Menurut anak buah Prabowo ini, dalam demonstrasi sekarang ada sebagian kelompok massa yang menyusup menggunakan jaket hoodie, topi, namun berbeda dengan massa aksi lainnya yang menyuarakan tuntutan.

Baca Juga: Setahun Presiden Jokowi, Ribuan Mahasiswa akan Kembali Geruduk Istana

“Begitu massa inti selesai, baru mereka ini keluar hajar, ketika terjadi bentrokan, massa yang paling siap lari, siap kabur, itu massa-massa yang itu tadi, bukan massa yang tertib,” ujar Habiburokhman.

Dia juga mengungkapkan saat dirinya membebaskan 30 anggota Gerakan Pemuda Islam dan Pelajar Islam Indonesia yang terlibat aksi massa, tampak ada sekitar 70 anak yang turut diamankan namun mengaku yatim agar orangtuanya tak datang ke kantor polisi.

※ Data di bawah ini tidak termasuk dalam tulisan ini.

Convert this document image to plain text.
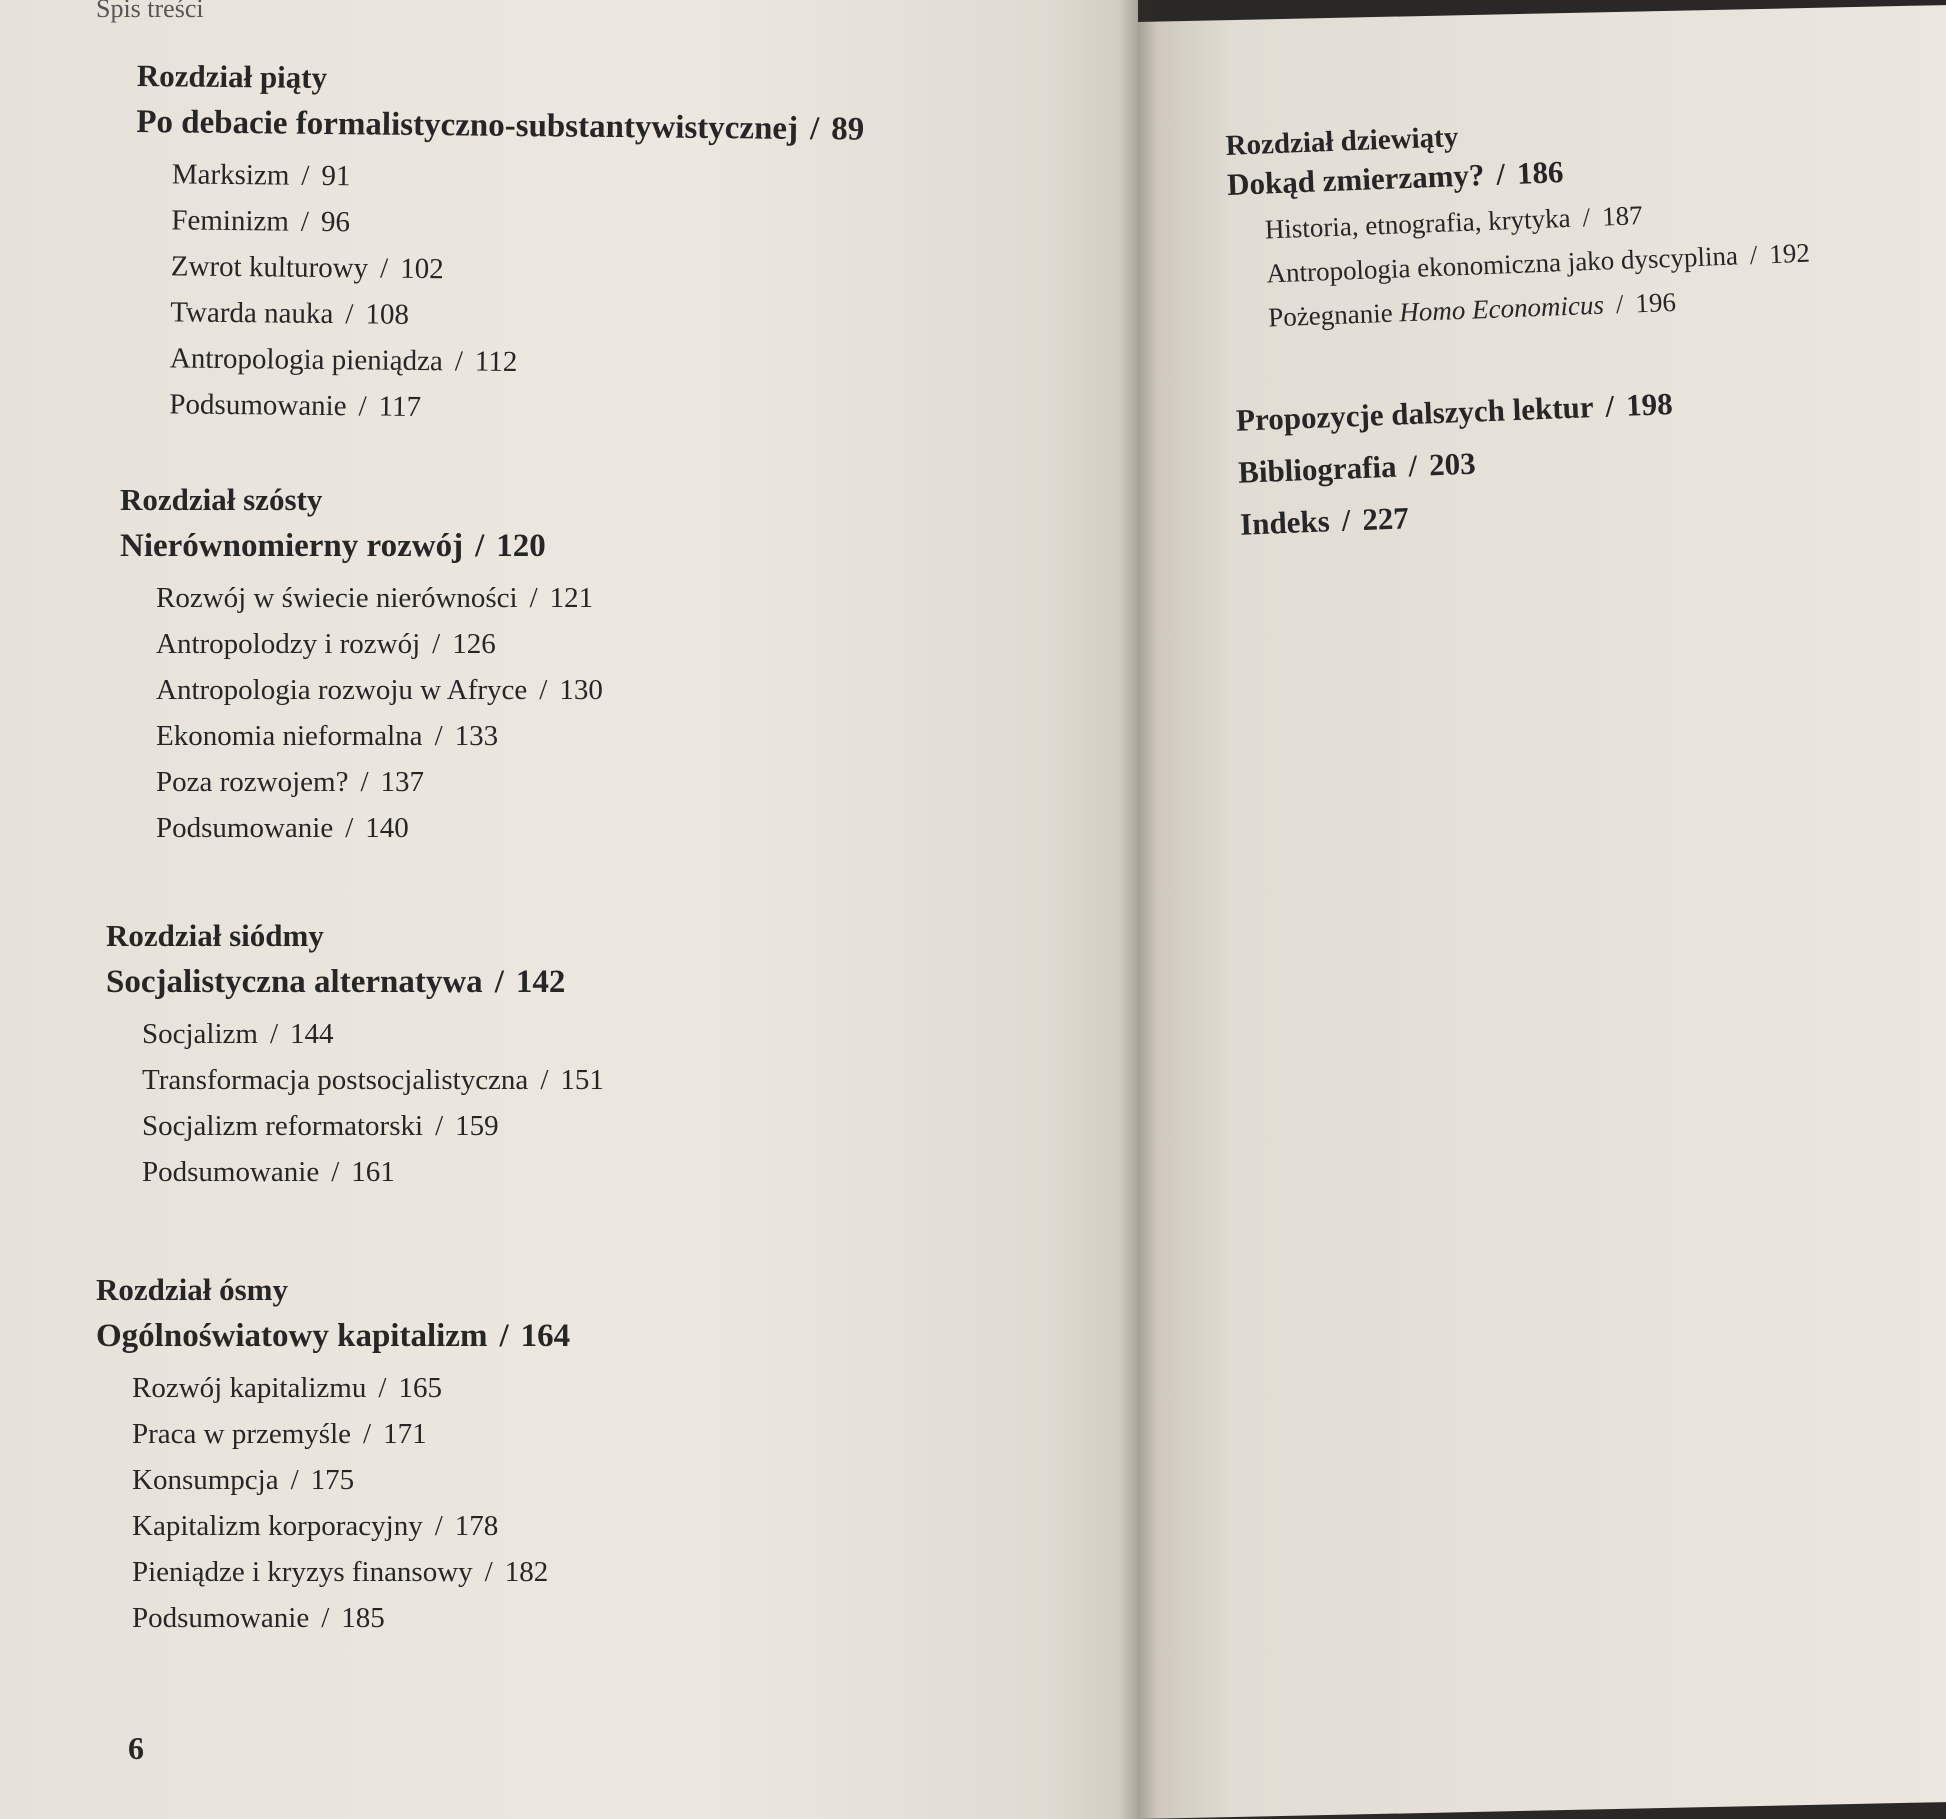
Spis treści
Rozdział piąty
Po debacie formalistyczno-substantywistycznej / 89
Marksizm / 91
Feminizm / 96
Zwrot kulturowy / 102
Twarda nauka / 108
Antropologia pieniądza / 112
Podsumowanie / 117
Rozdział szósty
Nierównomierny rozwój / 120
Rozwój w świecie nierówności / 121
Antropolodzy i rozwój / 126
Antropologia rozwoju w Afryce / 130
Ekonomia nieformalna / 133
Poza rozwojem? / 137
Podsumowanie / 140
Rozdział siódmy
Socjalistyczna alternatywa / 142
Socjalizm / 144
Transformacja postsocjalistyczna / 151
Socjalizm reformatorski / 159
Podsumowanie / 161
Rozdział ósmy
Ogólnoświatowy kapitalizm / 164
Rozwój kapitalizmu / 165
Praca w przemyśle / 171
Konsumpcja / 175
Kapitalizm korporacyjny / 178
Pieniądze i kryzys finansowy / 182
Podsumowanie / 185
6
Rozdział dziewiąty
Dokąd zmierzamy? / 186
Historia, etnografia, krytyka / 187
Antropologia ekonomiczna jako dyscyplina / 192
Pożegnanie Homo Economicus / 196
Propozycje dalszych lektur / 198
Bibliografia / 203
Indeks / 227
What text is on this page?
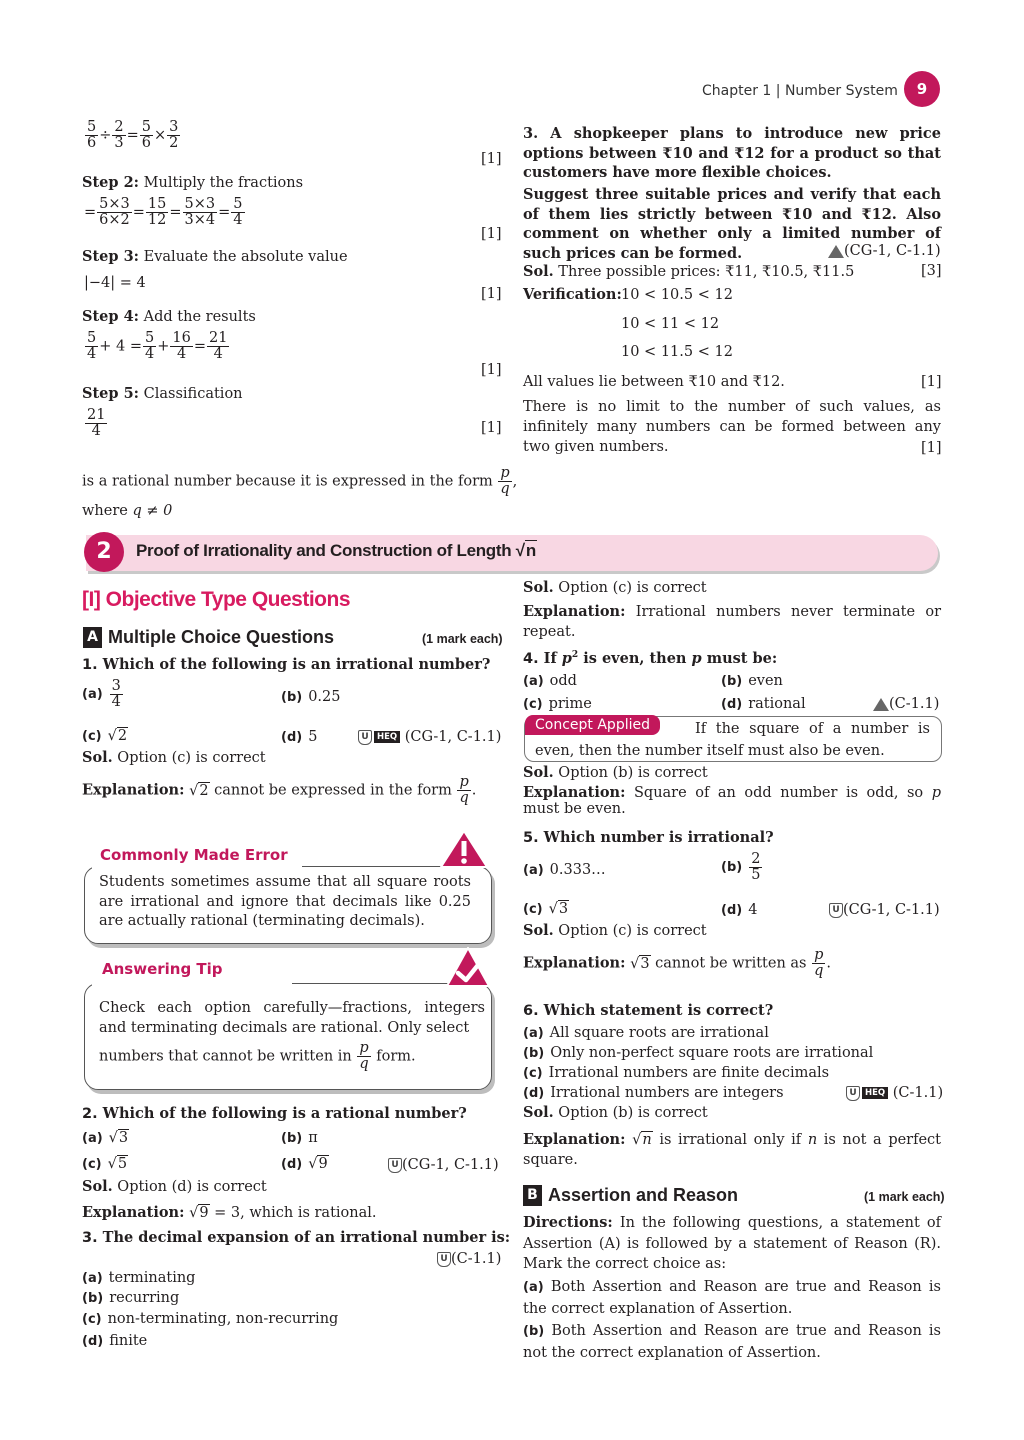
Chapter 1 | Number System	9
$\frac{5}{6} \div \frac{2}{3} = \frac{5}{6} \times \frac{3}{2}$
[1]
Step 2: Multiply the fractions
= $\frac{5\times 3}{6\times 2} = \frac{15}{12} = \frac{5\times 3}{3\times 4} = \frac{5}{4}$
[1]
Step 3: Evaluate the absolute value
|−4| = 4
[1]
Step 4: Add the results
$\frac{5}{4} + 4 = \frac{5}{4} + \frac{16}{4} = \frac{21}{4}$
[1]
Step 5: Classification
$\frac{21}{4}$	[1]
is a rational number because it is expressed in the form $\frac{p}{q}$ ,
where q ≠ 0
3. A shopkeeper plans to introduce new price options between ₹10 and ₹12 for a product so that customers have more flexible choices.
Suggest three suitable prices and verify that each of them lies strictly between ₹10 and ₹12. Also comment on whether only a limited number of such prices can be formed.	(CG-1, C-1.1)
Sol. Three possible prices: ₹11, ₹10.5, ₹11.5	[3]
Verification: 10 < 10.5 < 12
10 < 11 < 12
10 < 11.5 < 12
All values lie between ₹10 and ₹12.	[1]
There is no limit to the number of such values, as infinitely many numbers can be formed between any two given numbers.	[1]
2	Proof of Irrationality and Construction of Length √n
[I] Objective Type Questions
A Multiple Choice Questions	(1 mark each)
1. Which of the following is an irrational number?
$(a) \frac{3}{4}$	(b) 0.25
(c) √2	(d) 5	U HEQ (CG-1, C-1.1)
Sol. Option (c) is correct
Explanation: √2 cannot be expressed in the form $\frac{p}{q}$ .
Commonly Made Error
Students sometimes assume that all square roots are irrational and ignore that decimals like 0.25 are actually rational (terminating decimals).
Answering Tip
Check each option carefully—fractions, integers and terminating decimals are rational. Only select
numbers that cannot be written in $\frac{p}{q}$ form.
2. Which of the following is a rational number?
(a) √3	(b) π
(c) √5	(d) √9	U (CG-1, C-1.1)
Sol. Option (d) is correct
Explanation: √9 = 3, which is rational.
3. The decimal expansion of an irrational number is:
U (C-1.1)
(a) terminating
(b) recurring
(c) non-terminating, non-recurring
(d) finite
Sol. Option (c) is correct
Explanation: Irrational numbers never terminate or repeat.
4. If $p^2$ is even, then p must be:
(a) odd	(b) even
(c) prime	(d) rational	(C-1.1)
Concept Applied	If the square of a number is even, then the number itself must also be even.
Sol. Option (b) is correct
Explanation: Square of an odd number is odd, so p must be even.
5. Which number is irrational?
(a) 0.333…	$(b) \frac{2}{5}$
(c) √3	(d) 4	U (CG-1, C-1.1)
Sol. Option (c) is correct
Explanation: √3 cannot be written as $\frac{p}{q}$ .
6. Which statement is correct?
(a) All square roots are irrational
(b) Only non-perfect square roots are irrational
(c) Irrational numbers are finite decimals
(d) Irrational numbers are integers	U HEQ (C-1.1)
Sol. Option (b) is correct
Explanation: √n is irrational only if n is not a perfect square.
B Assertion and Reason	(1 mark each)
Directions: In the following questions, a statement of Assertion (A) is followed by a statement of Reason (R). Mark the correct choice as:
(a) Both Assertion and Reason are true and Reason is the correct explanation of Assertion.
(b) Both Assertion and Reason are true and Reason is not the correct explanation of Assertion.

Habiburokhman tak tahu puluhan anak ini merupakan massa bayaran atau bukan. Namun yang pasti dia menilai ini sebagai sebuah pola untuk berbuat kerusuhan.

“Itu temuan-temuan saya, itu kayak jadi pola. Sebagian besar mengaku anak yatim biar orangtuanya enggak dipanggil,” ucapnya.

Diketahui, DPR dan pemerintah mengesahkan Rancangan Undang-Undang Cipta Kerja menjadi undang-undang dalam rapat paripurna di Gedung DPR, Senayan pada Senin (5/10/2020) lalu.

Baca Juga: Tim Advokasi KAUM Bela Ketua KAMI Medan yang Ditangkap Terkait Demo Bentrok

Keputusan ini disetujui oleh tujuh dari sembilan fraksi, mereka yang setuju antara lain PDIP, Golkar, Gerindra, Nasdem, PKB, PAN, dan PPP. Sementara dua fraksi yang menolak adalah Demokrat dan PKS.

Pengesahan UU Cipta Kerja ini mengundang reaksi keras dengan gelombang demonstrasi dari masyarakat sipil seperti mahasiswa, masyarakat adat, kelas pekerja, para guru, hingga tokoh agama.